Having been a forest fire fighter for 17 years and holding a commercial pilot license, Robert has solid outdoors and map reading skills and knows how to deal with dicey situations.
However, he doesn’t carry an emergency beacon and his family only knows he’s made it through the next stretch when he gets to a town and can update his facebook page with pictures and stories of the days past.
Despite the remoteness of the trail, though, hikers do meet each other frequently as there’s only a limited time corridor this trail can be done in.
“There’s only been a few days where I’ve been hiking entirely on my own.”
As he comes through Leadville, CO, he has completed about 1,300 miles of his epic adventure and is down to one set of clothes with various layers.
“I just wear the same thing everyday, which is great freedom. I don’t have to choose anything.”
The one set includes his cycling shorts that co-function as underwear.
Robert reckons river crossings double up as underwear washing days when thru hiking.

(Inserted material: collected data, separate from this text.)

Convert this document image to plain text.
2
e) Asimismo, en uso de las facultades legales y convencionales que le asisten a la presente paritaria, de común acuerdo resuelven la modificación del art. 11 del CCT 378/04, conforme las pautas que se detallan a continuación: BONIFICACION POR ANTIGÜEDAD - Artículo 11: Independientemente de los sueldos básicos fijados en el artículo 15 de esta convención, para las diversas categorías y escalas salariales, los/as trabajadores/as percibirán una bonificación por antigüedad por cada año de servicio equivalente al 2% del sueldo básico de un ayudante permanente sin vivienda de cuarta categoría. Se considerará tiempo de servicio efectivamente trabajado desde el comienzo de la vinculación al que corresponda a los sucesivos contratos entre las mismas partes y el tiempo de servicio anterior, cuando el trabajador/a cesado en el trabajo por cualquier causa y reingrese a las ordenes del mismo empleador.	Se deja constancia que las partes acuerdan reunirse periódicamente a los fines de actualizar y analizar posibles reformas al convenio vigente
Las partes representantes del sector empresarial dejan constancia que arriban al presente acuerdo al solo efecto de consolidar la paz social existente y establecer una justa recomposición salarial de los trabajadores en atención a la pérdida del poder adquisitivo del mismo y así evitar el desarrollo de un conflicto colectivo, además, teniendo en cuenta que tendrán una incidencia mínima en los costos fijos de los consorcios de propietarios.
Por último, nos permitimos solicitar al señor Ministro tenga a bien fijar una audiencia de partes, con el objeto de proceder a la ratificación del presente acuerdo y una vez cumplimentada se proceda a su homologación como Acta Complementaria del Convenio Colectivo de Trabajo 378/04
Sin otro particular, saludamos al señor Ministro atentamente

I think he made that part up because I don’t remember a wall of funk greeting me when we met, but then again, he had probably already showered and washed his clothes by then – wearing only his rain coat so that everything else could go in the washer.
Having only one set of clothes helps keep the weight down. Starting out with a big pack and gear for all sorts of eventualities, Robert says he soon sent parcels to his sister, realising he had completely overpacked.
“I had a knee brace in there, which, if I needed a knee brace, I wouldn’t be able to be on the trail.”
Gaining experience as he went, he improved his planning skills to the degree that he can now largely avoid emergencies.
“Instead of packing for emergencies, you just preplan and avoid emergencies, which is probably one of the best things to keep the weight down.”
His pack is now down to 20 pounds, excluding food and water.
And despite all the challenges, Robert is keen to extend his time on the trail. Having bought an orchard in Canada, he has time to hike while the trees grow and is moving faster than planned, giving him extra room to play.
The CDT runs to the Glacier National Park on the US border with Canada, but his true goal is a Canadian mountain his parents used to take him to as a kid.
“They are both teachers, so they had the summers off and they’d stick us all in a van […] and bring us out to the mountains for a month.”
Mt. Assiniboine is another few hundred miles of thru hiking along the Canadian Great Divide Trail, and trekking out to that mountain means more to Robert than just ending his journey at the Canadian border.
“I can’t wait to get there and see it again. Even in the crappy times, that’s what I think about is getting back there.”
“There is a neat little waterfall that comes off one of the adjacent mountains into a pool and there are always these little trout in the pool and I can always catch them. So that’s where I’m going, to catch those little trout.”